The bill defines a high-quality job as one that averages at least 35 hours of employment per week and pays wages that are at least 10 percent higher than the statewide industry sector average. The wage also must equal or exceed 110 percent of the Nebraska average weekly wage if the job is in a county with a population of less than 100,000 inhabitants, or 120 percent if the job is in a county with a population of more than 100,000 inhabitants.
A second measure aimed at improving oversight of the state’s tax incentive programs through strengthening reporting requirements was narrowed significantly on general file but was not scheduled for select file debate.
LB935, as originally introduced by the Legislative Performance Audit Committee, would have made an array of information regarding the programs available and accessible to the Legislative Audit Office.
As amended on general file, the bill would have required the state tax commissioner to allow one designee from the state Department of Economic Development to review limited tax data—subject to strict confidentiality—only for the purpose of assisting the audit office with tax incentive program performance audits.
Senators approved LB751, also introduced by the Legislative Performance Audit Committee, which requires that only reports of regulations mandated by law—rather than all regulations—be reported to the Legislative Performance Audit Committee. Agencies are required to report to the committee as to why regulations have not been promulgated in a timely manner.
The bill also removes a requirement that the Executive Board or the appropriate standing legislative committee receive annual reports regarding mandatory regulations that have not been promulgated within the time frame required by law. Instead, the bill requires agencies to include that information in the reports that they already provide to the Legislative Performance Audit Office.
LB751 passed on a 48-0 vote.
The Executive Board considered two proposals regarding the Legislature’s redistricting process.
Currently, the Legislature is responsible for drawing new governmental boundaries every 10 years after the decennial census for districts pertaining to the U.S. House of Representatives, Legislature, Public Service Commission, University of Nebraska Board of Regents and the state Board of Education.

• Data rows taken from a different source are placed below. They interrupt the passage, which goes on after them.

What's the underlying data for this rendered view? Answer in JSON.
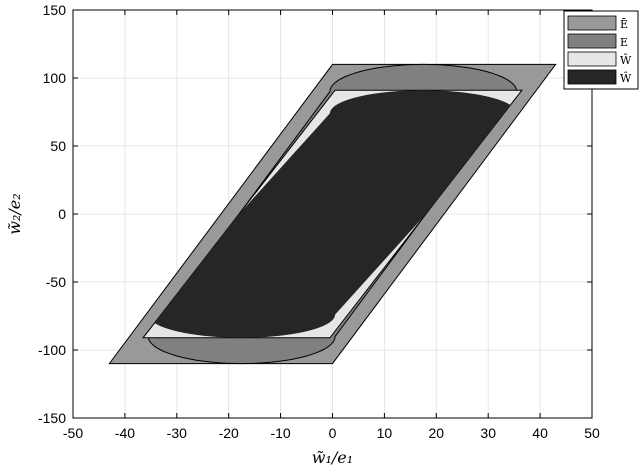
{
  "chart_data": {
    "type": "area",
    "title": "",
    "xlabel": "w̃₁/e₁",
    "ylabel": "w̃₂/e₂",
    "xlim": [
      -50,
      50
    ],
    "ylim": [
      -150,
      150
    ],
    "xticks": [
      -50,
      -40,
      -30,
      -20,
      -10,
      0,
      10,
      20,
      30,
      40,
      50
    ],
    "yticks": [
      -150,
      -100,
      -50,
      0,
      50,
      100,
      150
    ],
    "grid": true,
    "legend_position": "top-right",
    "series": [
      {
        "name": "Ē",
        "color": "#999999",
        "shape": "parallelogram",
        "points": [
          [
            -43,
            -110
          ],
          [
            0,
            -110
          ],
          [
            43,
            110
          ],
          [
            0,
            110
          ]
        ]
      },
      {
        "name": "E",
        "color": "#808080",
        "shape": "stadium",
        "center_bottom": [
          -17.5,
          -90
        ],
        "center_top": [
          17.5,
          90
        ],
        "rx": 18,
        "ry": 20
      },
      {
        "name": "W̄",
        "color": "#e6e6e6",
        "shape": "parallelogram",
        "points": [
          [
            -36.5,
            -91
          ],
          [
            -0.5,
            -91
          ],
          [
            36.5,
            91
          ],
          [
            0.5,
            91
          ]
        ]
      },
      {
        "name": "Ŵ",
        "color": "#262626",
        "shape": "clipped-stadium",
        "center_bottom": [
          -17.5,
          -74
        ],
        "center_top": [
          17.5,
          74
        ],
        "rx": 18,
        "ry": 17
      }
    ]
  }
}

Redistricting will be undertaken next in 2021.
LB974, sponsored by Omaha Sen. Tony Vargas, would have prohibited consideration of the political affiliation of registered voters, demographic information other than population figures and results of previous elections when drawing boundaries for legislative districts. Information required by federal law or the U.S. Constitution would be exempted under the bill.
LB975, introduced by Omaha Sen. Sara Howard, would have adopted the Redistricting Act to codify in state law the legislative resolution that guided the last redistricting process in 2011.
Neither proposal advanced from committee.